We caught the bus from in front of our town hall – and went down to the big city. First we went to the cinema. It was actually very interesting since the cinema was not yet open and we were the only ones there, so they gave the kids a behind-the-scenes tour of the projection rooms, showing them film projectors, digital 3D projectors etc. Then after they were told to RUN around the theatre and figure out which was the largest and which was the smallest hall in order to give their legs a stretch
Then it was show time. Of course if you were to choose a film for a group of 5-8 year old kids to watch, what would you pick? WRONG. that’s because you are not French. (unless you are of course French in which case: Ecusez-moi, vous avezrépondu correctement) You see – you would pick something like Shrek 3, or KungFu Panda 2 as you view film as entertainment. For the French- it appears to me that it is actually culture. Before the film started the kids were given a little speech on how in order for us to live well together as a society, you have to have respect for each other – and that includes behaving well in the cinema when a film is playing.
Like music, live theatre, and gastronomy – films seem to be generally viewed more as culture. Something which you need to learn, to appreciate, to acquire taste for, and to understand. To start with – it is really part of French history. It would seem that between Louis Le Prince, the Lumière brothers, the Pathé brothers, Georges Méliès, and a few others, the French basically developed movie cameras, projectors, film, cinema, special effects and everything else. Needless to say – cinéma is a bit more serious than it is in North America. Last year two significant art-house cinemas in Paris closed over Christmas in protest over not getting enough of the best independent films, which were instead going to the Big 4 firms which control a significant share of screens nationally. One of these theaters, le Balzac, just off the Champs- Elysées covered the front of the building with a banner that quoted he existentialist writer, Albert Camus: “Everything which degrades culture shortens the path to servitude”

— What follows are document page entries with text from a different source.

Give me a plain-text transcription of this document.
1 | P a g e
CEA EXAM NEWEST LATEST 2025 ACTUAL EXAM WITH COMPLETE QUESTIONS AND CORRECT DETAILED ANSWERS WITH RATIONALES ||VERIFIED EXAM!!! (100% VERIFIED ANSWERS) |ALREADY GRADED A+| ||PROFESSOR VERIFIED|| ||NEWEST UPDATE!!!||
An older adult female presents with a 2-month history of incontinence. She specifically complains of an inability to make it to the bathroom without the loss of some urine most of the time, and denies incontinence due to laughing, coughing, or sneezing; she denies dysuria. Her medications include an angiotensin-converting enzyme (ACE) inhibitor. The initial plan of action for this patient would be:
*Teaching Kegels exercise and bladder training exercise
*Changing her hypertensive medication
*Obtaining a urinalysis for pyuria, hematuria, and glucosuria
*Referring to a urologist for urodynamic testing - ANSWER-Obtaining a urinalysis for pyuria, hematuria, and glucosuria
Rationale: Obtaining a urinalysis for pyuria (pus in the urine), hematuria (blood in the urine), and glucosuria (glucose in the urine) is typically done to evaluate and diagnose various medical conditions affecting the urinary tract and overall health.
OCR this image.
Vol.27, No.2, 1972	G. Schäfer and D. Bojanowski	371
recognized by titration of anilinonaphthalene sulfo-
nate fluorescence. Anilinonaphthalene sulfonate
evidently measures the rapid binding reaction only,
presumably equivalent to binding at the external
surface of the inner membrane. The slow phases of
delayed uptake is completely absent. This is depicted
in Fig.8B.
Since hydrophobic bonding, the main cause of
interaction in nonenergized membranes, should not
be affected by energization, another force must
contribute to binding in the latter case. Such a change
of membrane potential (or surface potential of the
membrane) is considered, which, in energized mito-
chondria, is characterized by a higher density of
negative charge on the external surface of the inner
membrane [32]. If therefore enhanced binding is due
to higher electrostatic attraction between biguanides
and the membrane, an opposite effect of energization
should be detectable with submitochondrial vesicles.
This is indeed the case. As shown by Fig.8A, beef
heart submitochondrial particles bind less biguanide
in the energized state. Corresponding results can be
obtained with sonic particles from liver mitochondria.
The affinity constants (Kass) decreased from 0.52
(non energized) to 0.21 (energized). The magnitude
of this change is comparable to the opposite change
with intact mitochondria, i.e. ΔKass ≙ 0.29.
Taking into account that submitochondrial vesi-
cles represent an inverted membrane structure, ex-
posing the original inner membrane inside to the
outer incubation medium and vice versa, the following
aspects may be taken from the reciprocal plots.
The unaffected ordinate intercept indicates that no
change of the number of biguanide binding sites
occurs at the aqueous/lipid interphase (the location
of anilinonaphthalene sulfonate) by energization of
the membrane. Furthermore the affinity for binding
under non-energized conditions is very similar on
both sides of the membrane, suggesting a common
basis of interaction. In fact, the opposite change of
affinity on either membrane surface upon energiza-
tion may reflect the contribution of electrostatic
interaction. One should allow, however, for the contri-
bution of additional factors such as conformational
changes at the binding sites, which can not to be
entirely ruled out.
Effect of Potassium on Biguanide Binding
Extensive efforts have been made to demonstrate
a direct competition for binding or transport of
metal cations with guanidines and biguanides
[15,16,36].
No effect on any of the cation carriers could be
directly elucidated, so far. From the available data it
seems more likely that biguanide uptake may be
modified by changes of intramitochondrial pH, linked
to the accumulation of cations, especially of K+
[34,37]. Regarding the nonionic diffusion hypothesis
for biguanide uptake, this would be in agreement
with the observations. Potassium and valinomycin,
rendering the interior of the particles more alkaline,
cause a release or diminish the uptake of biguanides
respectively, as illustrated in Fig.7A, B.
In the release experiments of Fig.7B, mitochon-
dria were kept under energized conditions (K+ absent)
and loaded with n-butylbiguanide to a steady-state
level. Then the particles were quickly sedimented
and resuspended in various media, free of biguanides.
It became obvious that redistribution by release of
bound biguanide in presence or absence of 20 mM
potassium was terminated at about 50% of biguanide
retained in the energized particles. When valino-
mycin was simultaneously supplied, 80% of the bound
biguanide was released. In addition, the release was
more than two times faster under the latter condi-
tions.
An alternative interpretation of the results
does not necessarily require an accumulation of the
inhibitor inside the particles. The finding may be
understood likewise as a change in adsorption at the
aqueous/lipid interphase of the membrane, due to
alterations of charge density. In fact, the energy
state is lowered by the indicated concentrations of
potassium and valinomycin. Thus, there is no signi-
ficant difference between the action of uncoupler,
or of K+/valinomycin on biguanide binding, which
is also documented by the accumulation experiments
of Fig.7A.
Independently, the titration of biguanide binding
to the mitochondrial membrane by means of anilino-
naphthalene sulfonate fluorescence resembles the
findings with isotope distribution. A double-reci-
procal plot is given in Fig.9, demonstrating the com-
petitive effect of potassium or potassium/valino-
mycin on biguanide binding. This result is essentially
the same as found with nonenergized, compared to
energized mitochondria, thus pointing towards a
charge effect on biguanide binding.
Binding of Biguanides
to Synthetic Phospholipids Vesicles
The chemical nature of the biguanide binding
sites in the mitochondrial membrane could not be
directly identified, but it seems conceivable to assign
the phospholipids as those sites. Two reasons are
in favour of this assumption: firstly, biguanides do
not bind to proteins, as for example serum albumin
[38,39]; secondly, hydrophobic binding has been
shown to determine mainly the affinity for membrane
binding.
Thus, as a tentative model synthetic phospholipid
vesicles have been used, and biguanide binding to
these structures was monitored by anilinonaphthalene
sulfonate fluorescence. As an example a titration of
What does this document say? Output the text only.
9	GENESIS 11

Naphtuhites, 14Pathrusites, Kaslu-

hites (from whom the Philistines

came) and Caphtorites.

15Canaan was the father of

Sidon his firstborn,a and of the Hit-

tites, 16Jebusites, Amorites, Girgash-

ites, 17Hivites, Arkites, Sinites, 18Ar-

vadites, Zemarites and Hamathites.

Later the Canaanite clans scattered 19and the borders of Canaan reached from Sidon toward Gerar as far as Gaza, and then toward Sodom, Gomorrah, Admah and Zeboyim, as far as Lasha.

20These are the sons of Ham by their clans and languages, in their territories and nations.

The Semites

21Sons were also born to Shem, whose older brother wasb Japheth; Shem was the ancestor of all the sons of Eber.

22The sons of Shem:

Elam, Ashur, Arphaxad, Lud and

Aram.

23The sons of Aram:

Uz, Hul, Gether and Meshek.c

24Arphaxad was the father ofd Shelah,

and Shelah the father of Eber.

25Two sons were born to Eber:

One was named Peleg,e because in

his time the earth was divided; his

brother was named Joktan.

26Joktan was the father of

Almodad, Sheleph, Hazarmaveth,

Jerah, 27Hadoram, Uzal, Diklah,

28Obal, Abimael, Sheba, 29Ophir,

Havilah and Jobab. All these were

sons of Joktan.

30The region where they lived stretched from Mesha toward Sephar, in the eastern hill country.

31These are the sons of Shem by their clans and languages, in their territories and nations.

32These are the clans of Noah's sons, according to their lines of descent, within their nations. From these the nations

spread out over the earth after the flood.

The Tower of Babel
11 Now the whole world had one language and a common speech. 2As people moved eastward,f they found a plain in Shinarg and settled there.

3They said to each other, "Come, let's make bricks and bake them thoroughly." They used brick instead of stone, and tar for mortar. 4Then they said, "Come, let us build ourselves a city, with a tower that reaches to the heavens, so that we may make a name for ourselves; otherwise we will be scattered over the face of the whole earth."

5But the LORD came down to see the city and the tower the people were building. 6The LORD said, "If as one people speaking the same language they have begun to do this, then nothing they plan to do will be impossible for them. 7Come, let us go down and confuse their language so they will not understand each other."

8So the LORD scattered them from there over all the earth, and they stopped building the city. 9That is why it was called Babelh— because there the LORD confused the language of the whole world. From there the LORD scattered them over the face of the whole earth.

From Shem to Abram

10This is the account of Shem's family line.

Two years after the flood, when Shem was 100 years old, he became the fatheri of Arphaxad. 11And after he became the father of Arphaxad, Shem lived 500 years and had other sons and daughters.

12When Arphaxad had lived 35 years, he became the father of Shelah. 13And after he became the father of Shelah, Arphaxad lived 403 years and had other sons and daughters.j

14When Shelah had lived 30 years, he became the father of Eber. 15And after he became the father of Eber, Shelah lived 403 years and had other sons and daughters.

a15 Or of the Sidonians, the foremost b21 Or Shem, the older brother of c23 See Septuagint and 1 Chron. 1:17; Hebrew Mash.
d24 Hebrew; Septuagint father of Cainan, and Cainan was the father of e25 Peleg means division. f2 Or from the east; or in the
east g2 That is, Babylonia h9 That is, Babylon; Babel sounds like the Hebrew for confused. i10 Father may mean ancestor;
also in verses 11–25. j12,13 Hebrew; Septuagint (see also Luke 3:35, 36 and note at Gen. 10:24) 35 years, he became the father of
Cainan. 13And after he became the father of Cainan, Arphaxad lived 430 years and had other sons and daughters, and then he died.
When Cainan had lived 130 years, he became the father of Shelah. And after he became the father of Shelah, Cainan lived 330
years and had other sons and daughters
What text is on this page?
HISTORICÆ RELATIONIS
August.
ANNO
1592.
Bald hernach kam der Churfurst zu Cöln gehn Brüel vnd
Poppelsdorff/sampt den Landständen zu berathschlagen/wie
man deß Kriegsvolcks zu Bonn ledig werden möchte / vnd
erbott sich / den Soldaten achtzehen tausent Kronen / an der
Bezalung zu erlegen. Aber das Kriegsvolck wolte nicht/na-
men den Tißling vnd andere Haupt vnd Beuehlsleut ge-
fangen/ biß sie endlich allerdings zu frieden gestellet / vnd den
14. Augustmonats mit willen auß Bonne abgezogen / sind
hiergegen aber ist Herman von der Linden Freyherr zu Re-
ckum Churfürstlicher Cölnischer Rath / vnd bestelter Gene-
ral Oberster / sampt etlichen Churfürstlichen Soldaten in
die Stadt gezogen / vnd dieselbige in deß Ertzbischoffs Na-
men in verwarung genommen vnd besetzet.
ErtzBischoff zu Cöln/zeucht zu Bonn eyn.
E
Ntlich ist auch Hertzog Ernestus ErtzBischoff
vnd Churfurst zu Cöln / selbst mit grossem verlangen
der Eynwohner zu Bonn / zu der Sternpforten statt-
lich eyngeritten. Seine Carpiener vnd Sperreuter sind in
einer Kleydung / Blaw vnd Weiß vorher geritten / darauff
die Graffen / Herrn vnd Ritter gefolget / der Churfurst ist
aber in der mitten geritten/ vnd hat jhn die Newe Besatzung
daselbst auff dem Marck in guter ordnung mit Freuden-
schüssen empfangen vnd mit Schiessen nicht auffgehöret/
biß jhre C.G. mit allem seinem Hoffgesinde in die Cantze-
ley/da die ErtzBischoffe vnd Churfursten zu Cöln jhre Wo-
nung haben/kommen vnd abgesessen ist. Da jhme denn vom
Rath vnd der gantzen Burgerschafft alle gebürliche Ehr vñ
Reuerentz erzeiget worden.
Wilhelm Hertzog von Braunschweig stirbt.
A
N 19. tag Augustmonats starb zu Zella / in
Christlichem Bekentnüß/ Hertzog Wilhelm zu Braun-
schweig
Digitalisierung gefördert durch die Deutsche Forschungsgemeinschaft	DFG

So the movie was Le Tableau (the Painting) about these characters who live in a painting, and come alive, and go to other paintings in search of the painter as they want him to come back and finish those who are just sketches because they are basically subject to apartheid-like treatment in the kingdom in the painting.
It had forbidden love (between a ‘not-finished’ and a regular-character), class-warfare, bravely overcoming fear to fight oppression, search for higher meaning, respect for the fine arts, being abandoned by God and basically everything else you’d expect in a children’s film
That was just the morning. Then there was a picnic in a park – then on to the Museum of Natural History.
It was an exhausting day for the kids (some fell asleep on the 25min ride home) but fun. And I enjoyed being able to spend it with two of my kids.